Sorry to chime, but Lil'Mon, I just wanted to say that I can relate! I'll be 21 in just over 2 months, and what I'm experiencing is fairly similar to your description.

I've never dated and never really gotten to know guys as friends until I started uni. Before that, I knew no-one. All my friends were dating, which made me feel (a bit foolishly) like I was being pressured and that not having a boyfriend was a sign of something awful. I don't really consider myself attractive, and there are many who would agree with me, so that also made it hard during my adolescence.

But then I went to uni and started making more friends. And I realised that what matters more than a woman's physical appearance is her modesty, her confidence, her selflessness, her mission. If a woman is so fixated on how she looks, if she dresses to please others and does not spend time nurturing her inner beauty, she will be at a loss.

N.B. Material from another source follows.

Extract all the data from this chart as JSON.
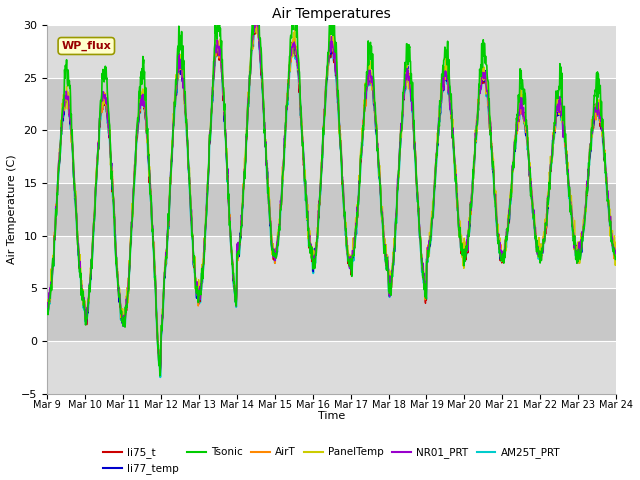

I learnt that the best thing I could do was focus on God and on loving Him. If I am called to marriage, I want it to be with someone who loves God more than he loves me. I want him to expect the same kind of love from me also. So I figured it was best to start now. I think this kind of love reveals a beauty that is much more alluring than physical attraction. My physical appearance lets me down (in some ways, a lot), so I try to nurture my heart so that it shows a deeper level of radiance, and I hope that if marriage is where I end up, I will find a guy who finds me beautiful.

Lil'Mon, you are beautiful. I can tell this not only from your avatar, but from the nature of your posts. You come across as kind and considerate, and in my book that's an instant mark of beauty. Show this kindness through your smile :) You need to be proactive in some ways (like encouraging yourself to meet people; I tried it and it was one of the best things I've done), but ultimately, pray and trust in the Lord. He has a plan for you, and it won't be thwarted :)

And Annie, entrust your life to God also. He knows where you will end up. Just put your faith in Him, and work to make friends with guys (and girls) who will enrich your life and your faith through their own witness. Even if you don't end up deepening your relationship with any of your guy friends, you will have gained something extraordinary and powerful - wonderful friends :) Friendship is one of life's greatest blessings, I believe.